Google e le Biciclette che gli Rubano


Così da alcuni "furti" delle biciclette messe a disposizione dei dipendenti, 
Mountain View potrebbe a breve entrare nel mercato del bike sharing. 
E forse rivoluzionarlo.

Girare per i 110 mila metri quadri del Googleplex, la sede principale di Google, può essere, se non complicato, quantomeno lento, poco agevole. Per questo dal 2009 l'azienda californiana ha messo a disposizione un numero sempre crescente di biciclette, le cosiddette Gbikes, per velocizzare il trasferimento da un ufficio all'altro. Attualmente sono 1.100, anche se molte vengono utilizzate dai dipendenti anche al di fuori del Googleplex. E a volte non fanno più ritorno in sede. 

Questo però da problema si sta trasformando in un possibile nuovo
 “ramo d'azienda” del gruppo di Mountain View.

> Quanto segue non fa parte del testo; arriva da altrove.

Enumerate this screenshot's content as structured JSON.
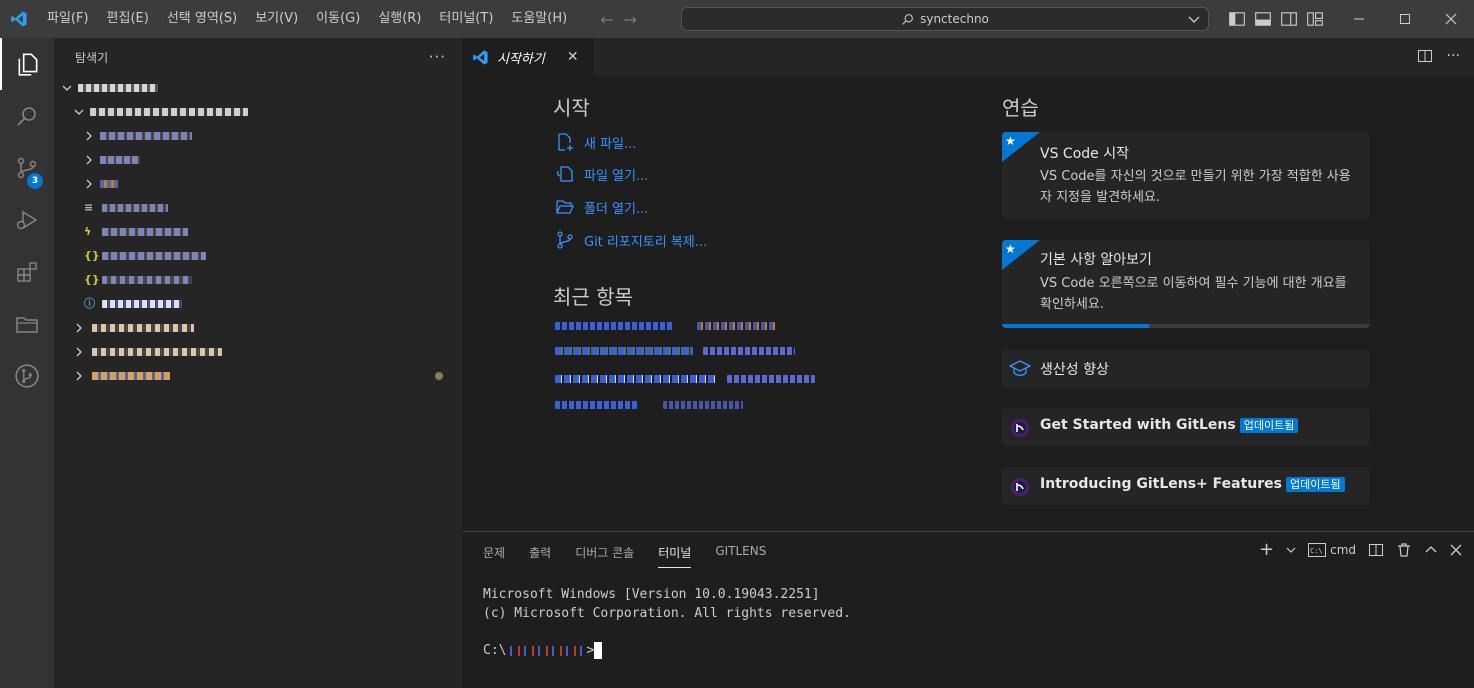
{
  "window": {
    "menu": [
      "파일(F)",
      "편집(E)",
      "선택 영역(S)",
      "보기(V)",
      "이동(G)",
      "실행(R)",
      "터미널(T)",
      "도움말(H)"
    ],
    "search_text": "synctechno"
  },
  "sidebar": {
    "title": "탐색기",
    "more": "···"
  },
  "tabs": {
    "welcome_label": "시작하기",
    "close": "✕"
  },
  "welcome": {
    "start_title": "시작",
    "start_links": [
      "새 파일...",
      "파일 열기...",
      "폴더 열기...",
      "Git 리포지토리 복제..."
    ],
    "recent_title": "최근 항목",
    "walkthrough_title": "연습",
    "cards": [
      {
        "title": "VS Code 시작",
        "desc": "VS Code를 자신의 것으로 만들기 위한 가장 적합한 사용자 지정을 발견하세요."
      },
      {
        "title": "기본 사항 알아보기",
        "desc": "VS Code 오른쪽으로 이동하여 필수 기능에 대한 개요를 확인하세요.",
        "progress": 0.4
      },
      {
        "title": "생산성 향상"
      },
      {
        "title": "Get Started with GitLens",
        "badge": "업데이트됨"
      },
      {
        "title": "Introducing GitLens+ Features",
        "badge": "업데이트됨"
      }
    ]
  },
  "panel": {
    "tabs": [
      "문제",
      "출력",
      "디버그 콘솔",
      "터미널",
      "GITLENS"
    ],
    "active_tab": "터미널",
    "shell": "cmd",
    "terminal_lines": [
      "Microsoft Windows [Version 10.0.19043.2251]",
      "(c) Microsoft Corporation. All rights reserved."
    ],
    "prompt_prefix": "C:\\",
    "prompt_suffix": ">"
  },
  "activity": {
    "source_control_badge": "3"
  },
  "colors": {
    "accent": "#0078d4",
    "link": "#3794ff",
    "titlebar": "#3c3c3c",
    "activitybar": "#333333",
    "sidebar": "#252526",
    "editor": "#1e1e1e"
  }
}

Le bici colorate griffate Google sono diventate nella cittadina californiana una presenza fissa, qualcosa di normale, da prendere e lasciare in strada come si fa con un qualsiasi mezzo messo gratuitamente a disposizione della popolazione. Non ci sono lucchetti, non ci sono blocchi, si sale e le si usa sino a quando non si arriva a destinazione. Sharing economy, ma senza economy, perché non c'è nessuno che guadagna qualcosa. Certamente non Google che, anzi, è la parte lesa. Basta pensare che dalle cento alle 250 bici a settimana circolano liberamente, senza proprietario, fuori dai cancelli aziendali. "È come se fosse un gesto amichevole di Google a chi abita qui", ha detto al Wall Street Journal un'abitante di Mountain View di 68 anni, Sharon Veach, 
che sulle Gbikes pedala più volte alla settimana. 

Il paradosso è che l'azienda che ha costruito un impero organizzando le informazioni, sta avendo problemi a tracciare le proprie biciclette. E questo nonostante l'inserimento, negli ultimi mesi del 2017 di un sistema Gps che ne facilita l'individuazione. 

Così, non avendo ancora trovato la bicicletta che si guida da sola, Google ha deciso di assumere trenta “accalappiabici” che muniti di cinque furgoni trasportano i mezzi abbandonati e li riportano alla sede principale. A queste trenta persone però l'azienda ha deciso di affiancare anche un numero imprecisato di programmatori e alcuni ingegneri per elaborare un sistema di chiusura e gestione dei mezzi di trasporto facilmente utilizzabile tramite smartphone. Insomma la riedizione googliana di quanto accade già ora in quasi tutto il mondo con quello che viene identificato come bike sharing 2.0, quello libero, free floating, senza cioè stazioni di parcheggio fisse.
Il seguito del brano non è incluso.